In the first experiment, I used a value 60 for the -s (scale) fcompress switch, what gave compression factor of 4.9 and 4.8 for g0483977.fts and g0493955.fts, respectively. The following tables show average differences of star magnitudes in non-compressed and compressed images for different magnitude values. Only stars matched with the GSC were taken into account.
mag. | n | dif. | std. |
---|---|---|---|
6 | 1 | -0.0075 | 0.0000 |
7 | 2 | -0.0013 | 0.0000 |
8 | 7 | -0.0040 | 0.0000 |
9 | 13 | -0.0016 | 0.0002 |
10 | 40 | -0.0080 | 0.0001 |
11 | 81 | -0.0026 | 0.0010 |
12 | 138 | -0.0102 | 0.0057 |
13 | 159 | -0.0329 | 0.0120 |
14 | 31 | -0.0216 | 0.0145 |
15 | 5 | -0.0019 | 0.0046 |
mag. | n | dif. | std. |
---|---|---|---|
6 | 1 | -0.0007 | 0.0000 |
7 | 1 | -0.0023 | 0.0000 |
8 | 7 | 0.0065 | 0.0005 |
9 | 16 | -0.0067 | 0.0000 |
10 | 44 | -0.0079 | 0.0001 |
11 | 85 | -0.0136 | 0.0008 |
12 | 168 | -0.0191 | 0.0023 |
13 | 171 | -0.0199 | 0.0046 |
14 | 76 | -0.0229 | 0.0072 |
15 | 6 | -0.0211 | 0.0094 |
mag. | n | dif. | std. |
---|---|---|---|
6 | 2 | 0.0189 | 0.0004 |
7 | 1 | -0.0047 | 0.0000 |
8 | 6 | -0.0015 | 0.0000 |
9 | 13 | -0.0065 | 0.0001 |
10 | 40 | -0.0101 | 0.0005 |
11 | 80 | -0.0166 | 0.0052 |
12 | 125 | -0.0301 | 0.0119 |
13 | 122 | -0.0832 | 0.0353 |
14 | 21 | -0.0905 | 0.0588 |
15 | 2 | -0.0742 | 0.0003 |
mag. | n | dif. | std. |
---|---|---|---|
6 | 1 | -0.0024 | 0.0000 |
7 | 1 | -0.0053 | 0.0000 |
8 | 7 | 0.0284 | 0.0065 |
9 | 16 | -0.0080 | 0.0002 |
10 | 44 | -0.0138 | 0.0004 |
11 | 82 | -0.0087 | 0.0017 |
12 | 160 | -0.0192 | 0.0070 |
13 | 132 | -0.0320 | 0.0237 |
14 | 56 | -0.0632 | 0.0319 |
15 | 3 | 0.0330 | 0.0297 |
mag. | n | dif. | std. |
---|---|---|---|
6 | 2 | -0.1881 | 0.0001 |
7 | 1 | -0.2159 | 0.0000 |
8 | 6 | -0.1620 | 0.0002 |
9 | 13 | -0.1596 | 0.0005 |
10 | 40 | -0.1423 | 0.0011 |
11 | 79 | -0.1173 | 0.0054 |
12 | 124 | -0.0939 | 0.0139 |
13 | 122 | -0.0903 | 0.0330 |
14 | 20 | -0.0472 | 0.0373 |
15 | 2 | -0.0812 | 0.0001 |
mag. | n | dif. | std. |
---|---|---|---|
6 | 2 | -0.1346 | 0.0008 |
7 | 1 | -0.1734 | 0.0000 |
8 | 7 | -0.1492 | 0.0019 |
9 | 15 | -0.1646 | 0.0004 |
10 | 44 | -0.1500 | 0.0006 |
11 | 84 | -0.1161 | 0.0017 |
12 | 159 | -0.0751 | 0.0095 |
13 | 134 | -0.0560 | 0.0292 |
14 | 48 | -0.0762 | 0.0353 |
15 | 4 | 0.1059 | 0.0165 |
It seems that no significant change in magnitude scatter is achieved, but we can see that few faint stars are missing in the statistic and, more apparent, that star magnitudes decrease for 0.1 to 0.2 magnitudes what leads to loss of some stars.

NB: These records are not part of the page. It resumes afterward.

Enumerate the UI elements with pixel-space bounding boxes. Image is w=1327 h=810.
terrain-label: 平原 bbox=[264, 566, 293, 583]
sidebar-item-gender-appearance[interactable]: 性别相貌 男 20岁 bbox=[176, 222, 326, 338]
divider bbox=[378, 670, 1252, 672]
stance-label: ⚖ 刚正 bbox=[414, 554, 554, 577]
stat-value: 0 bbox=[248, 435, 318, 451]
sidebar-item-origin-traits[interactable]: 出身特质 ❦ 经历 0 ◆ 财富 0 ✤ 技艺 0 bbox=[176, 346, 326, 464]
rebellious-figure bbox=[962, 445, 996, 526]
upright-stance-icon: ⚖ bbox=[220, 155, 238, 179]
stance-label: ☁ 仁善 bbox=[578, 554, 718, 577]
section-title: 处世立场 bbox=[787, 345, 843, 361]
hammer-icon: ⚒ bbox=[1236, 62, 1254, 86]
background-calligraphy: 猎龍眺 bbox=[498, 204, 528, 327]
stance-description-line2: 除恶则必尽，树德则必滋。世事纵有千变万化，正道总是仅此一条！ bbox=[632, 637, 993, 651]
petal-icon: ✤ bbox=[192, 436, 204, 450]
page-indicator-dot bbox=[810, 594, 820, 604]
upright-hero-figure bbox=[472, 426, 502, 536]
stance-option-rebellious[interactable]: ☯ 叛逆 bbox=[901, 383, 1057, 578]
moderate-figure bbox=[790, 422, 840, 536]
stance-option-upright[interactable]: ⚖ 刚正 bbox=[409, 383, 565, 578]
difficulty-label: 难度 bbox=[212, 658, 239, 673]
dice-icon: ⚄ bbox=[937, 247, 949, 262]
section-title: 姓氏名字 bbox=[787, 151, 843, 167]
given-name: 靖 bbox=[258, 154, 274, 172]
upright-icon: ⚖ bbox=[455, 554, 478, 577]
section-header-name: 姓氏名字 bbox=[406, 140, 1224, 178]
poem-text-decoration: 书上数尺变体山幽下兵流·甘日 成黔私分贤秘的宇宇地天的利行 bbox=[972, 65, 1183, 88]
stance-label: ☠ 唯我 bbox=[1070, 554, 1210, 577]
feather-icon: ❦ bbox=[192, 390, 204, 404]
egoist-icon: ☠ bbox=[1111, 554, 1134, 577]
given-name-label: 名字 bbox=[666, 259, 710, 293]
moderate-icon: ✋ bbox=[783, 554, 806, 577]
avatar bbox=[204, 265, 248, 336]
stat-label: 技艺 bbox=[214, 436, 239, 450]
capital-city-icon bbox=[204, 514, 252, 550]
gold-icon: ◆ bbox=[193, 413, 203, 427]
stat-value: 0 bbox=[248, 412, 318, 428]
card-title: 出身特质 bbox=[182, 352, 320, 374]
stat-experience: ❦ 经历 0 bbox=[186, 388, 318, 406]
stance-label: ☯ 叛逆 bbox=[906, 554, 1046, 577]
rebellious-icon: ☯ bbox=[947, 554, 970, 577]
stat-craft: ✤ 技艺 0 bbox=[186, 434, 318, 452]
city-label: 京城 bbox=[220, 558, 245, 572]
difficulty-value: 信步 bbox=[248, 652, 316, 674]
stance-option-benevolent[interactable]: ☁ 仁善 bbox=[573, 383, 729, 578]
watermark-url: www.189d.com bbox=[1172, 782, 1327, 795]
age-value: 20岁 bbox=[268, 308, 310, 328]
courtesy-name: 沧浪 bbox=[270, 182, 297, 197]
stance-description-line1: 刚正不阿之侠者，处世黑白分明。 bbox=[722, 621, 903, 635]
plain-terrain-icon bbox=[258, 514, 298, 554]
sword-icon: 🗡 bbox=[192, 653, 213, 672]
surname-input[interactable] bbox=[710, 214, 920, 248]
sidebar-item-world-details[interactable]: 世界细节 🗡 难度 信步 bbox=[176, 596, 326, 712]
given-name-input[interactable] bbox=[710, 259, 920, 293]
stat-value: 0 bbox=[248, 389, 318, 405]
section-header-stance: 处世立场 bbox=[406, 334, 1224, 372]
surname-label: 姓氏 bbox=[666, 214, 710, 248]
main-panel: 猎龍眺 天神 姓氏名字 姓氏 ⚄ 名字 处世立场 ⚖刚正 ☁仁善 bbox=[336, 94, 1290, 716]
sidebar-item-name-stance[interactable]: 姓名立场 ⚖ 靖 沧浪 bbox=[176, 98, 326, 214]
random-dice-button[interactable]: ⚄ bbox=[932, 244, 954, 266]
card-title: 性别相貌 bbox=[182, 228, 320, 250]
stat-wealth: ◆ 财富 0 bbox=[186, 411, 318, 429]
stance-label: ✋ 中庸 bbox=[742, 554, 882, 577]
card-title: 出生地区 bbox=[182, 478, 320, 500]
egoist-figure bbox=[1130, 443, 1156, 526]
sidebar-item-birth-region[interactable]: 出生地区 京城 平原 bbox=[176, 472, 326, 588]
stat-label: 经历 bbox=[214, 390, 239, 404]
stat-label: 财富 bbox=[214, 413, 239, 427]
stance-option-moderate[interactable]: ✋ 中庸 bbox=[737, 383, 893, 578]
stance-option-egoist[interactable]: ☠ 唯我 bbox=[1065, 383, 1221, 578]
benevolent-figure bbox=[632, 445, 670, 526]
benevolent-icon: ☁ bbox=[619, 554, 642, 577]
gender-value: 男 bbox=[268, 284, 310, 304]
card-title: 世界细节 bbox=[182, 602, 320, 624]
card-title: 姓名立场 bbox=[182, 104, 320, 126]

Conclusion: it seems to me that no significant loss in information would happen if Mark 3 images were compressed by a factor of 5 or even 10 using lossy compression with the fcompress program. Certainly, this conclusion can not be simply extrapolated and a similar analysis should be performed for every specific telescope/CCD/observatory combination.